# Latent Semantic Analysis in Python discrepancy

I’m trying to follow the Wikipedia Article on latent semantic indexing in Python using the following code:

``````documentTermMatrix = array([[ 0.,  1.,  0.,  1.,  1.,  0.,  1.],
[ 0.,  1.,  1.,  0.,  0.,  0.,  0.],
[ 0.,  0.,  0.,  0.,  0.,  1.,  1.],
[ 0.,  0.,  0.,  1.,  0.,  0.,  0.],
[ 0.,  1.,  1.,  0.,  0.,  0.,  0.],
[ 1.,  0.,  0.,  1.,  0.,  0.,  0.],
[ 0.,  0.,  0.,  0.,  1.,  1.,  0.],
[ 0.,  0.,  1.,  1.,  0.,  0.,  0.],
[ 1.,  0.,  0.,  1.,  0.,  0.,  0.]])
u,s,vt = linalg.svd(documentTermMatrix, full_matrices=False)

sigma = diag(s)
## remove extra dimensions...
numberOfDimensions = 4
for i in range(4, len(sigma) -1):
sigma[i][i] = 0
queryVector = array([[ 0.], # same as first column in documentTermMatrix
[ 0.],
[ 0.],
[ 0.],
[ 0.],
[ 1.],
[ 0.],
[ 0.],
[ 1.]])
``````

How the math says it should work:

``````dtMatrixToQueryAgainst = dot(u, dot(s,vt))
queryVector = dot(inv(s), dot(transpose(u), queryVector))
similarityToFirst = cosineDistance(queryVector, dtMatrixToQueryAgainst[:,0]
# gives 'matrices are not aligned' error.  should be 1 because they're the same
``````

What does work, with math that looks incorrect: ( from here)

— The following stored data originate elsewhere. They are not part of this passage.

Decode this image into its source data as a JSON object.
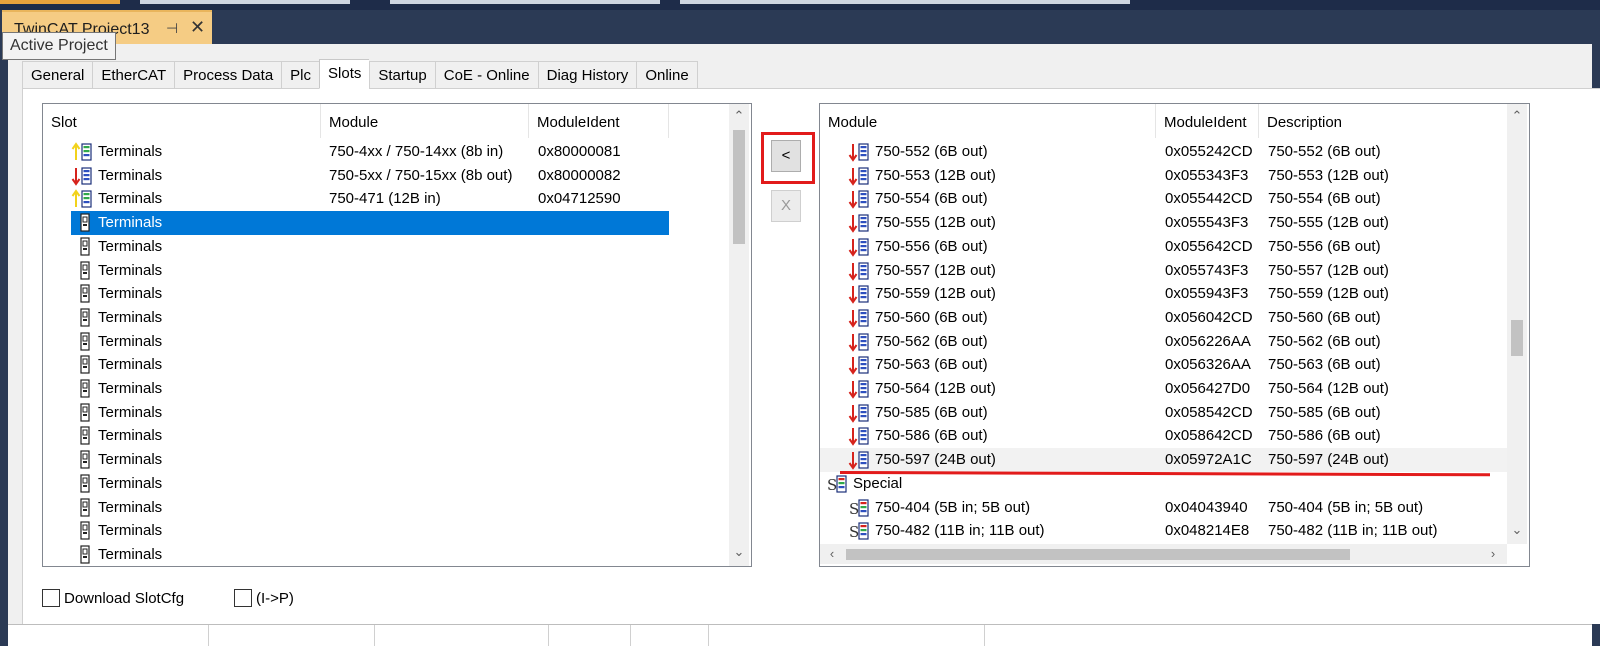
{
  "document": {
    "tab_title": "TwinCAT Project13",
    "pin_glyph": "⊣",
    "close_glyph": "✕",
    "tooltip": "Active Project"
  },
  "tabs": [
    {
      "label": "General"
    },
    {
      "label": "EtherCAT"
    },
    {
      "label": "Process Data"
    },
    {
      "label": "Plc"
    },
    {
      "label": "Slots",
      "active": true
    },
    {
      "label": "Startup"
    },
    {
      "label": "CoE - Online"
    },
    {
      "label": "Diag History"
    },
    {
      "label": "Online"
    }
  ],
  "left_list": {
    "columns": [
      "Slot",
      "Module",
      "ModuleIdent"
    ],
    "rows": [
      {
        "slot": "Terminals",
        "module": "750-4xx / 750-14xx (8b in)",
        "ident": "0x80000081",
        "icon": "input-terminal-icon"
      },
      {
        "slot": "Terminals",
        "module": "750-5xx / 750-15xx (8b out)",
        "ident": "0x80000082",
        "icon": "output-terminal-icon"
      },
      {
        "slot": "Terminals",
        "module": "750-471 (12B in)",
        "ident": "0x04712590",
        "icon": "input-terminal-icon"
      },
      {
        "slot": "Terminals",
        "module": "",
        "ident": "",
        "icon": "empty-terminal-icon",
        "selected": true
      },
      {
        "slot": "Terminals",
        "module": "",
        "ident": "",
        "icon": "empty-terminal-icon"
      },
      {
        "slot": "Terminals",
        "module": "",
        "ident": "",
        "icon": "empty-terminal-icon"
      },
      {
        "slot": "Terminals",
        "module": "",
        "ident": "",
        "icon": "empty-terminal-icon"
      },
      {
        "slot": "Terminals",
        "module": "",
        "ident": "",
        "icon": "empty-terminal-icon"
      },
      {
        "slot": "Terminals",
        "module": "",
        "ident": "",
        "icon": "empty-terminal-icon"
      },
      {
        "slot": "Terminals",
        "module": "",
        "ident": "",
        "icon": "empty-terminal-icon"
      },
      {
        "slot": "Terminals",
        "module": "",
        "ident": "",
        "icon": "empty-terminal-icon"
      },
      {
        "slot": "Terminals",
        "module": "",
        "ident": "",
        "icon": "empty-terminal-icon"
      },
      {
        "slot": "Terminals",
        "module": "",
        "ident": "",
        "icon": "empty-terminal-icon"
      },
      {
        "slot": "Terminals",
        "module": "",
        "ident": "",
        "icon": "empty-terminal-icon"
      },
      {
        "slot": "Terminals",
        "module": "",
        "ident": "",
        "icon": "empty-terminal-icon"
      },
      {
        "slot": "Terminals",
        "module": "",
        "ident": "",
        "icon": "empty-terminal-icon"
      },
      {
        "slot": "Terminals",
        "module": "",
        "ident": "",
        "icon": "empty-terminal-icon"
      },
      {
        "slot": "Terminals",
        "module": "",
        "ident": "",
        "icon": "empty-terminal-icon"
      }
    ]
  },
  "buttons": {
    "insert_label": "<",
    "remove_label": "X"
  },
  "right_list": {
    "columns": [
      "Module",
      "ModuleIdent",
      "Description"
    ],
    "rows": [
      {
        "module": "750-552 (6B out)",
        "ident": "0x055242CD",
        "desc": "750-552 (6B out)",
        "icon": "output-terminal-icon"
      },
      {
        "module": "750-553 (12B out)",
        "ident": "0x055343F3",
        "desc": "750-553 (12B out)",
        "icon": "output-terminal-icon"
      },
      {
        "module": "750-554 (6B out)",
        "ident": "0x055442CD",
        "desc": "750-554 (6B out)",
        "icon": "output-terminal-icon"
      },
      {
        "module": "750-555 (12B out)",
        "ident": "0x055543F3",
        "desc": "750-555 (12B out)",
        "icon": "output-terminal-icon"
      },
      {
        "module": "750-556 (6B out)",
        "ident": "0x055642CD",
        "desc": "750-556 (6B out)",
        "icon": "output-terminal-icon"
      },
      {
        "module": "750-557 (12B out)",
        "ident": "0x055743F3",
        "desc": "750-557 (12B out)",
        "icon": "output-terminal-icon"
      },
      {
        "module": "750-559 (12B out)",
        "ident": "0x055943F3",
        "desc": "750-559 (12B out)",
        "icon": "output-terminal-icon"
      },
      {
        "module": "750-560 (6B out)",
        "ident": "0x056042CD",
        "desc": "750-560 (6B out)",
        "icon": "output-terminal-icon"
      },
      {
        "module": "750-562 (6B out)",
        "ident": "0x056226AA",
        "desc": "750-562 (6B out)",
        "icon": "output-terminal-icon"
      },
      {
        "module": "750-563 (6B out)",
        "ident": "0x056326AA",
        "desc": "750-563 (6B out)",
        "icon": "output-terminal-icon"
      },
      {
        "module": "750-564 (12B out)",
        "ident": "0x056427D0",
        "desc": "750-564 (12B out)",
        "icon": "output-terminal-icon"
      },
      {
        "module": "750-585 (6B out)",
        "ident": "0x058542CD",
        "desc": "750-585 (6B out)",
        "icon": "output-terminal-icon"
      },
      {
        "module": "750-586 (6B out)",
        "ident": "0x058642CD",
        "desc": "750-586 (6B out)",
        "icon": "output-terminal-icon"
      },
      {
        "module": "750-597 (24B out)",
        "ident": "0x05972A1C",
        "desc": "750-597 (24B out)",
        "icon": "output-terminal-icon",
        "hover": true
      },
      {
        "module": "Special",
        "ident": "",
        "desc": "",
        "icon": "special-group-icon",
        "group": true
      },
      {
        "module": "750-404 (5B in; 5B out)",
        "ident": "0x04043940",
        "desc": "750-404 (5B in; 5B out)",
        "icon": "special-terminal-icon"
      },
      {
        "module": "750-482 (11B in; 11B out)",
        "ident": "0x048214E8",
        "desc": "750-482 (11B in; 11B out)",
        "icon": "special-terminal-icon"
      }
    ]
  },
  "checkboxes": {
    "download_slotcfg": "Download SlotCfg",
    "i_to_p": "(I->P)"
  },
  "colors": {
    "selection": "#0078d7",
    "annotation_red": "#e21b1b",
    "ide_dark": "#2b3a55",
    "doc_tab": "#f5cc84"
  }
}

``````dtMatrixToQueryAgainst = dot(s, vt)
queryVector  = dot(transpose(u), queryVector)
similarityToFirst = cosineDistance(queryVector, dtMatrixToQueryAgainsst[:,0])
# gives 1, which is correct
``````

Why does route work, and the first not, when everything I can find about the math of LSA shows the first as correct? I feel like I’m missing something obvious…

There are several inconsistencies in your code that cause errors before your point of confusion. This makes it difficult to understand exactly what you tried and why you are confused (clearly you did not run the code as it is pasted, or it would have thrown an exception earlier).

That said, if I follow your intent correctly, your first approach is nearly correct. Consider the following code:

``````documentTermMatrix = array([[ 0.,  1.,  0.,  1.,  1.,  0.,  1.],
[ 0.,  1.,  1.,  0.,  0.,  0.,  0.],
[ 0.,  0.,  0.,  0.,  0.,  1.,  1.],
[ 0.,  0.,  0.,  1.,  0.,  0.,  0.],
[ 0.,  1.,  1.,  0.,  0.,  0.,  0.],
[ 1.,  0.,  0.,  1.,  0.,  0.,  0.],
[ 0.,  0.,  0.,  0.,  1.,  1.,  0.],
[ 0.,  0.,  1.,  1.,  0.,  0.,  0.],
[ 1.,  0.,  0.,  1.,  0.,  0.,  0.]])
numDimensions = 4
u, s, vt = linalg.svd(documentTermMatrix, full_matrices=False)
u = u[:, :numDimensions]
sigma = diag(s)[:numDimensions, :numDimensions]
vt = vt[:numDimensions, :]
lowRankDocumentTermMatrix = dot(u, dot(sigma, vt))
queryVector = documentTermMatrix[:, 0]
lowDimensionalQuery = dot(inv(sigma), dot(u.T, queryVector))
lowDimensionalQuery
vt[:,0]
``````

You should see that `lowDimensionalQuery` and `vt[:,0]` are equal. Think of `vt` as a representation of the documents in a low-dimensional subspace. First we map our query into that subspace to get `lowDimensionalQuery`, and then we compare it with the corresponding column of `vt`. Your mistake was trying to compare the transformed query to the document vector from `lowRankDocumentTermMatrix`, which lives in the original space. Since the transformed query has fewer elements than the “reconstructed” document, Python complained.